Tuesday, July 27, 2010

Markings

"We cannot afford to forget any experience, not even the most painful." ~ Dag Hammarskjold

Dag Hammarskjold was a Swedish diplomat who became the first Secretary-General of the United Nations. His book Markings is a collection of notes, poems, philosophical musings, insights on life and the challenges of being human in the modern world.

I discovered Hammarskjold's book in June 1993. Of his book I wrote in my own journal, "an honest, deep 'picking at the scabs' trying to understand the mysteries of injury and healing, pain and meaning. And good writing, too." And later I referred to it as a "treasure chest filled with gold pieces."
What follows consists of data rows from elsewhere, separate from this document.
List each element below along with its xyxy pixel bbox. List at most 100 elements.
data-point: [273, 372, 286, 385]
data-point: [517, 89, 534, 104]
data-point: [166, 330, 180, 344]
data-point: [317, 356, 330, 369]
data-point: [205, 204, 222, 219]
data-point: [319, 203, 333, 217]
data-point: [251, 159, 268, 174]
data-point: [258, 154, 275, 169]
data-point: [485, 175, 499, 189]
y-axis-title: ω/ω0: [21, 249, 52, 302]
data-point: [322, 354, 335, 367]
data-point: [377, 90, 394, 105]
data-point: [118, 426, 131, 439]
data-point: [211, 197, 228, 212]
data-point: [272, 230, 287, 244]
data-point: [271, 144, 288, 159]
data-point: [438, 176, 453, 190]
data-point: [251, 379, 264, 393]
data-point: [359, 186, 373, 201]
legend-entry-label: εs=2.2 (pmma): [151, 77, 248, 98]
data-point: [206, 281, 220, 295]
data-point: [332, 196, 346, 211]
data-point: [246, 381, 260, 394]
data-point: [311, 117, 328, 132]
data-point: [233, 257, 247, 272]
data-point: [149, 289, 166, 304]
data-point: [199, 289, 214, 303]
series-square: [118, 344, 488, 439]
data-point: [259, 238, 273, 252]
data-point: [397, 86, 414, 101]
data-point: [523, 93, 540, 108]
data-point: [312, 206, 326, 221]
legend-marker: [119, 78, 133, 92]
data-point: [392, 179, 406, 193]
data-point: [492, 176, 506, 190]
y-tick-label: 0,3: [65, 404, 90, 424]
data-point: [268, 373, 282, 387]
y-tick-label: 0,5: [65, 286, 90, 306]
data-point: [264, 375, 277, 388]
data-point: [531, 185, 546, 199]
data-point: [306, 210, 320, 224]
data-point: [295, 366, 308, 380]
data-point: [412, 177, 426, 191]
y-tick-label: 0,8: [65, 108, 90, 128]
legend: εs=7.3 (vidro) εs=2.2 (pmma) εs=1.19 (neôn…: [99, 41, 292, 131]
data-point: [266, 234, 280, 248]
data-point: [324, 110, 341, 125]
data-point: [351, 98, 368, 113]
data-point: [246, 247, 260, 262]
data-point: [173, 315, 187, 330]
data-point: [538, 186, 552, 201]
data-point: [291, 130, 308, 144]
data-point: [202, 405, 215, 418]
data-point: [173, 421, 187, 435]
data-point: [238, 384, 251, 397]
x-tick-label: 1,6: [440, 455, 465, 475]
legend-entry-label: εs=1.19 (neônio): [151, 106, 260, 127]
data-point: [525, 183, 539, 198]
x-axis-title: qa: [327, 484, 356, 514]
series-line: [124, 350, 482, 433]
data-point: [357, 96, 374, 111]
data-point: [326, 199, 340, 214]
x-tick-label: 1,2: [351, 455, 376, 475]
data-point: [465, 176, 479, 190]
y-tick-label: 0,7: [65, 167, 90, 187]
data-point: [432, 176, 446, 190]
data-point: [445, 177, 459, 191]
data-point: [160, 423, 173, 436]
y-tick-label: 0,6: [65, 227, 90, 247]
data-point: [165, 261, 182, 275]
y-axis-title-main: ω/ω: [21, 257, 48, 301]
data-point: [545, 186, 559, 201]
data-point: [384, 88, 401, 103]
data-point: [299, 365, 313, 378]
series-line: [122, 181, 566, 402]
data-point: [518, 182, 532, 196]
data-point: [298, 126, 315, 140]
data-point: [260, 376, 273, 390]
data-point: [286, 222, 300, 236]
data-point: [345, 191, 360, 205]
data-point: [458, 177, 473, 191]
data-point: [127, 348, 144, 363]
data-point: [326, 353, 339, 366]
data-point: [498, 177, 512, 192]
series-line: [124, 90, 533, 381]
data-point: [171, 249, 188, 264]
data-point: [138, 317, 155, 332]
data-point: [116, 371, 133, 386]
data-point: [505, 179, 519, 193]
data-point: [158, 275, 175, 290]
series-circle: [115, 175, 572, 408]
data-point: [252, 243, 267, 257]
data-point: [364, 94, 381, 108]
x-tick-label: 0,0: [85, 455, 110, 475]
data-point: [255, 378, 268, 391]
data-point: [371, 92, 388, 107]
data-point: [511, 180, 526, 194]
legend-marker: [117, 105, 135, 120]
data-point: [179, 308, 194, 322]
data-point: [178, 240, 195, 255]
There are a number of themes he explores in the book, from his inner spiritual quest to the challenges of balancing public and private life. One would never know from reading the excerpts from his journals that he had been a man with such public influence and responsibility. The candor of his personal wrestlings is what gives the book its power.
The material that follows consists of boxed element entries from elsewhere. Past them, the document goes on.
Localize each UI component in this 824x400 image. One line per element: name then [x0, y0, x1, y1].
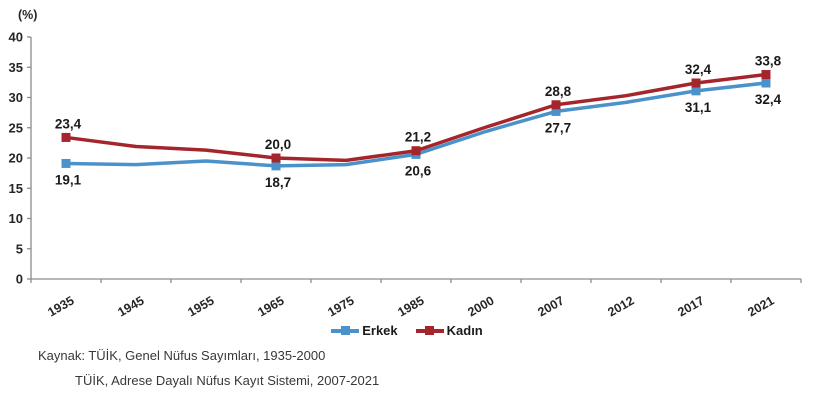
svg-text:32,4: 32,4 [755, 92, 782, 107]
svg-text:2021: 2021 [745, 293, 776, 318]
svg-text:28,8: 28,8 [545, 84, 572, 99]
svg-text:2007: 2007 [535, 293, 566, 318]
source-note: Kaynak: TÜİK, Genel Nüfus Sayımları, 193… [38, 348, 379, 398]
source-line-2: TÜİK, Adrese Dayalı Nüfus Kayıt Sistemi,… [75, 373, 380, 388]
svg-text:20,0: 20,0 [265, 137, 291, 152]
svg-text:1935: 1935 [45, 293, 76, 318]
svg-text:30: 30 [9, 90, 23, 105]
svg-text:35: 35 [9, 60, 23, 75]
svg-text:2012: 2012 [605, 293, 636, 318]
svg-text:10: 10 [9, 211, 23, 226]
svg-text:40: 40 [9, 30, 23, 45]
y-axis-unit-label: (%) [18, 8, 38, 22]
source-line-1: Kaynak: TÜİK, Genel Nüfus Sayımları, 193… [38, 348, 326, 363]
svg-text:1965: 1965 [255, 293, 286, 318]
svg-text:5: 5 [16, 241, 23, 256]
chart-plot-area: 0 5 10 15 20 25 30 35 40 1935 1945 1955 1965 1975 1985… [9, 30, 802, 318]
svg-text:1975: 1975 [325, 293, 356, 318]
svg-text:1945: 1945 [115, 293, 146, 318]
legend-label-kadin: Kadın [446, 323, 483, 338]
svg-text:25: 25 [9, 120, 23, 135]
legend-item-erkek: Erkek [331, 323, 398, 338]
erkek-line-square-marker-swatch [331, 325, 360, 336]
svg-text:20: 20 [9, 151, 23, 166]
svg-text:1955: 1955 [185, 293, 216, 318]
legend-label-erkek: Erkek [362, 323, 398, 338]
svg-text:2017: 2017 [675, 293, 706, 318]
legend-item-kadin: Kadın [415, 323, 483, 338]
svg-text:1985: 1985 [395, 293, 426, 318]
svg-text:0: 0 [16, 272, 23, 287]
svg-text:21,2: 21,2 [405, 130, 431, 145]
svg-text:15: 15 [9, 181, 23, 196]
legend: Erkek Kadın [0, 323, 814, 338]
svg-text:2000: 2000 [465, 293, 496, 318]
svg-text:31,1: 31,1 [685, 100, 712, 115]
svg-text:33,8: 33,8 [755, 54, 782, 69]
svg-text:18,7: 18,7 [265, 175, 291, 190]
svg-text:20,6: 20,6 [405, 163, 432, 178]
svg-text:19,1: 19,1 [55, 172, 82, 187]
kadin-line-square-marker-swatch [415, 325, 444, 336]
svg-text:27,7: 27,7 [545, 120, 571, 135]
svg-text:32,4: 32,4 [685, 62, 712, 77]
svg-text:23,4: 23,4 [55, 116, 82, 131]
Here are a few "gold pieces" for consideration from Hammarskjold.

1) I am reading about some persons, long dead. Surreptitiously, other names insert themselves into the text, and, presently, I am reading about us, as we shall be when we are the past. Most has utterly vanished. Problems which were once so vital spread themselves over the pages as cold abstractions--simple ones, but we failed to understand them. We appear as rather stupid, foolish, self-seeking puppets, moved by obvious strings which, now and then, get tangled up.

It is no caricature that I encounter in the distorting mirror of historial research. Simply the proof that it has all been vanity.

2) Is life so wretched? Isn't it rather your hands are too small, your vision which is muddled? You are the one who must grow up.

3) We are not permitted to choose the frame of our destiny. But what we put into it is ours. He who wills adventure will experience it--according to the measure of his courage. He who wills sacrifice will be sacrified--according to the measure of the purity of his heart.

4) God does not die on the day when we cease to believe in a personal deity, but we die on the day when our lives cease to be illumined by the steady radiance, renewed daily, of a wonder, the source of which is beyond all reason.

5) Never look down to test the ground before taking your next step: only he who keeps his eye fixed on the far horizon will find his right road.

6) Never measure the height of a mountain, until you have reached the top. Then you will see how low it was.

7) The light died in the low clouds. Falling snow drank in the dusk. Shrouded in silence, the branches wrapped me in their peace. When the boundaries were erased, once again the wonder: that I exist.
The book, when released in 1964, quickly became a #1 New York Times Bestseller. It remained 31 weeks at the #1 position on the NYT Bestseller list, more than half a year... and worthy.

Thank you Mr. Hammarskjold for your service to humanity and for having shared this book of deeply personal and profound insights.